Who Might Need Surgery

Microdiscectomy removes the bit of disc pressing on the nerve through a small opening. It tends to help leg pain more than back pain. A common pathway is: try structured care for several weeks, check progress, add an injection if pain blocks rehab, then weigh surgery if leg pain remains severe with matching MRI findings.

Large trials following people with lumbar disc herniation found that those who had surgery often reported faster relief of leg pain and earlier return to function, while many who stayed non-operative also improved over time. The Spine Patient Outcomes Research Trial offers extensive long-term data on this pattern. You can read the original trial report here: SPORT trial.

Recovery Timeline And Real-World Expectations

Typical Course Without Surgery

Leg pain often eases across 2–6 weeks with steady activity and exercise. Numbness can lag behind. Flare-ups may still happen, especially after long sitting or heavy tasks, but they tend to settle quicker as strength builds.

After An Injection

Some feel clear relief within days; others notice a smaller change. Pain can return as medicine wears off. The upside is space to push rehab further while symptoms are lower.

After Microdiscectomy

Many people feel leg pain relief soon after surgery. Walking starts early, then structured rehab follows. Lifting limits apply at first. Most return to office work in a few weeks once walking, sitting, and basic tasks are comfortable; manual roles take longer.

Daily Habits That Protect Your Back

Move Through The Day

Break up sitting with brief walks. Aim for multiple tiny movement snacks. Your spine likes variety.

Hip Hinge For Tasks

Bend at the hips with a small brace through the trunk. Keep things close to your body. Turn your feet when changing direction rather than twisting the spine under load.

Strength That Sticks

  • Bird-dog progressions and side bridge holds.
  • Hip hinges with light weights, then goblet squats as pain allows.
  • Step-ups and carries with good posture.

What Not To Rely On

  • Long bed rest or prolonged sitting.
  • Quick “fixes” that skip the work of progressive loading.
  • Endless scans without a clear plan to act on the results.
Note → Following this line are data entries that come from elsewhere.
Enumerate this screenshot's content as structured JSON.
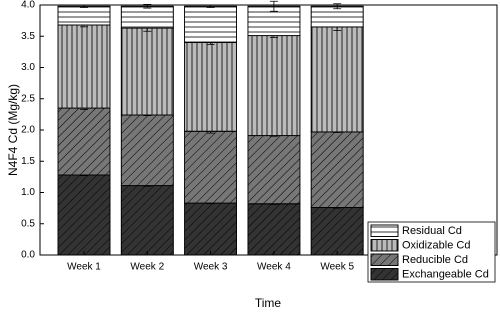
{
  "chart_data": {
    "type": "stacked_bar",
    "x_label": "Time",
    "y_label": "N4F4 Cd (Mg/kg)",
    "categories": [
      "Week 1",
      "Week 2",
      "Week 3",
      "Week 4",
      "Week 5"
    ],
    "series": [
      {
        "name": "Exchangeable Cd",
        "color": "#333333",
        "hatch": "diagonal",
        "values": [
          1.28,
          1.11,
          0.83,
          0.82,
          0.76
        ],
        "errors": [
          0.01,
          0.01,
          0.01,
          0.01,
          0.01
        ]
      },
      {
        "name": "Reducible Cd",
        "color": "#777777",
        "hatch": "diagonal",
        "values": [
          1.07,
          1.13,
          1.15,
          1.09,
          1.21
        ],
        "errors": [
          0.02,
          0.01,
          0.03,
          0.01,
          0.01
        ]
      },
      {
        "name": "Oxidizable Cd",
        "color": "#bbbbbb",
        "hatch": "vertical",
        "values": [
          1.33,
          1.39,
          1.42,
          1.6,
          1.68
        ],
        "errors": [
          0.03,
          0.05,
          0.03,
          0.03,
          0.06
        ]
      },
      {
        "name": "Residual Cd",
        "color": "#ffffff",
        "hatch": "horizontal",
        "values": [
          0.3,
          0.35,
          0.58,
          0.47,
          0.33
        ],
        "errors": [
          0.02,
          0.03,
          0.02,
          0.08,
          0.04
        ]
      }
    ],
    "ylim": [
      0,
      4
    ],
    "yticks": [
      {
        "value": 0,
        "label": "0.0"
      },
      0.5,
      {
        "value": 1,
        "label": "1.0"
      },
      1.5,
      {
        "value": 2,
        "label": "2.0"
      },
      2.5,
      {
        "value": 3,
        "label": "3.0"
      },
      3.5,
      {
        "value": 4,
        "label": "4.0"
      }
    ],
    "legend": "lower right"
  }
}
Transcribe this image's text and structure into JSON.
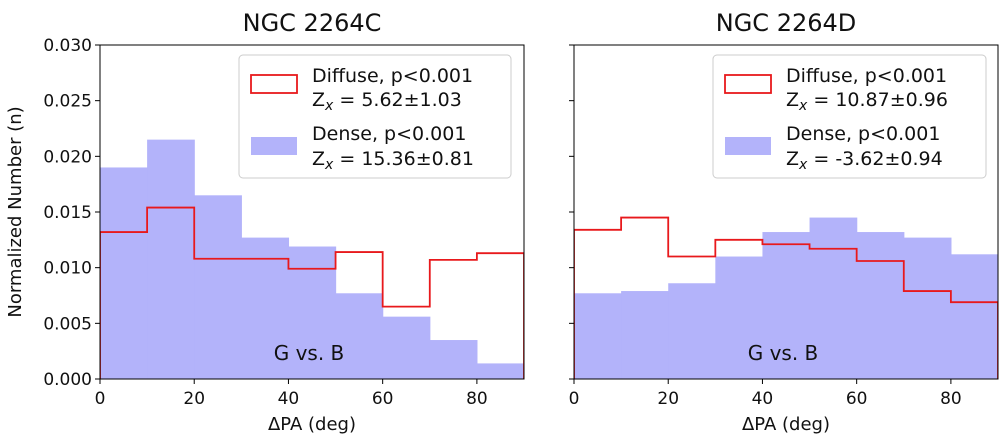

Simple Checklist You Can Print

Week 0–2

  • Short walks daily, build time slowly.
  • Heat or cold for comfort.
  • Pick the motion style that eases leg symptoms.
  • Use OTC medicine if suitable and needed.

Week 2–6

  • Start or advance therapy sessions.
  • Progress core and hip strength twice per week.
  • Pace chores and desk time; stand up often.

Beyond 6 Weeks

  • Review progress with your clinician.
  • Discuss injection or a surgical opinion if pain still blocks life or weakness develops.
  • Keep strength work in your routine to protect gains.

Where These Recommendations Come From

This plan reflects widely used guidance and research on lumbar disc herniation and sciatica. Public resources explain red flags, exercise options, and when imaging or procedures help. For a clear patient overview, see the NHS page on slipped disc. For clinical pathways that shape everyday practice, review NICE NG59. For emergency red flags, see the AAOS page on cauda equina syndrome. For outcomes after surgery vs. non-operative care, see the JAMA report from the SPORT trial. For injection data, see the 2024 review in Frontiers in Neurology linked above.

Bottom Line Plan You Can Start Today

  • Keep moving: frequent short walks beat long rests.
  • Pick motions that calm your leg: extension or flexion style, whichever reduces symptoms.
  • Build strength: trunk and hips share the load so your spine doesn’t take it all.
  • Use pain relief wisely: lowest effective dose, time-limited, with advice from your clinician.
  • Decide on procedures only when needed: injections for a pain roadblock; surgery for persistent nerve pain with matching imaging or fast-worsening weakness.
  • Act fast on red flags: new bladder or bowel trouble, saddle numbness, or quick loss of leg power needs urgent care.

Method Notes

This article synthesizes high-quality public guidance and peer-reviewed sources. It prioritizes patient-facing resources from national bodies and long-term outcome trials. The aim is clarity you can use the same day you read it.